We talked about his chequered ring career and how after bruising losses to Mike Tyson, Lennox Lewis, Tim Witherspoon and the aptly-named James ‘Bonecrusher’ Smith he finally became world champion by outpointing Oliver McCall over twelve rounds at Wembley.
Bruno did not last long as champion – the contract he signed to get McCall meant he had to face Tyson again in his first defence. He had been stopped in their first fight five years earlier after becoming the first to dent Iron Mike, with a left hook. ”Get in there Frank!,” Carpenter famously bellowed. Alas, he didn’t.
The title fight with Tyson turned out to be his last. Due to a severe eye injury Bruno was advised not to fight again to avoid running the risk of causing any more damage to it, which could result in permanent blindness.
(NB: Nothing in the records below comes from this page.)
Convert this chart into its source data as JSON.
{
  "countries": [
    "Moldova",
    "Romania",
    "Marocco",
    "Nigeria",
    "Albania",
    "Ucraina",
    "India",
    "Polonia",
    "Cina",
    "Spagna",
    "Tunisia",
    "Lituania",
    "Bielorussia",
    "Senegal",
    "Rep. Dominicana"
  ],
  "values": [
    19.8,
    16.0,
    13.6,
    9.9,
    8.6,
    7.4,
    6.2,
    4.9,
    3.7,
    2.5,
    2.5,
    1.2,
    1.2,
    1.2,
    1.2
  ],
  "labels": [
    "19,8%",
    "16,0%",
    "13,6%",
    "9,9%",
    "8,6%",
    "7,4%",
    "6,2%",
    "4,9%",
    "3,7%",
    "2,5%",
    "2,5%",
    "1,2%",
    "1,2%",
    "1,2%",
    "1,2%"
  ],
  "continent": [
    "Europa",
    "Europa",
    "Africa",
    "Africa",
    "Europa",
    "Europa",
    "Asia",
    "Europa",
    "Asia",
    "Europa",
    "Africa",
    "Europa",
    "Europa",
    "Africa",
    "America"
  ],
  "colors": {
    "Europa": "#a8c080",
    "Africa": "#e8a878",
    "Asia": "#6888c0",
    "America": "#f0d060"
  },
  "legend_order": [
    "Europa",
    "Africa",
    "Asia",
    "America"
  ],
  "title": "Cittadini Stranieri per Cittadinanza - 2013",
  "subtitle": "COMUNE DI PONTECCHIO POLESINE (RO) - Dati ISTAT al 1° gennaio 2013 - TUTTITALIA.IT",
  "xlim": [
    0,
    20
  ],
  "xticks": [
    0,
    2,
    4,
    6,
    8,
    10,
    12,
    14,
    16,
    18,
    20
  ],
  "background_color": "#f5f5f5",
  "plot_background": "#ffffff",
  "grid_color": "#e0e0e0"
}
In the muted presence of his personal Barmy Army of 5,000 Brits, Bruno the putative panto star had boxed as if he wouldn’t say boo to a Mother Goose.
Did he have any regrets about that? “You can’t live your life wondering whether you should have done this or wishing you’d done that,” he replied.” It’s like saying if I’d have known the right Lottery numbers I’d have won the jackpot. You can only do your best all the time and I did. I’d like to have put up a better performance, but, though it’s not an excuse, I couldn’t see properly after I was cut. No use crying about it now.”
Bruno and Tyson have met only briefly since then, for a much-publicised public tete-a-tete in a London hotel. Unlike some old adversaries, they haven’t kept in touch.
Bruno says there are no hard feelings, even though Tyson once labelled him a “coconut” (meaning he was white on the inside), but people who have been in state penitentiaries shouldn’t throw stones.
It was after his second loss to Mike Tyson in 1996 that Bruno slowly derailed in retirement. He was already a prisoner of his own “Broo-no” phenomenon. It made him. And in a way it broke him.
He had enjoyed the fruits of his buffoonery but when the celebrity work started to dry up he found his days empty. “Boxing had been my life,” he once said. “It had given me purpose, discipline, status. I’d been Frank Bruno, boxer. Now I was Frank Bruno, what? I no longer had boxing or my family. I was lonely, it was confusing and scary.”
For those closely acquainted with him it was clear that even being Big Frank Bruno was just another panto role which he played robotically. He never seemed to relax, nervously cracking his knuckles along with his jokes.
Publicly he played the fool, but at heart he was never really cut out to be a court jester. One suspects he has been fighting demons as his chief opponent all his life, living on that forced “Heh, heh, heh” since he first pulled on a pair of boxing gloves. He has never really been able to be himself, whoever that might be, but even now, despite his traumas, he remains, at 54, a national treasure.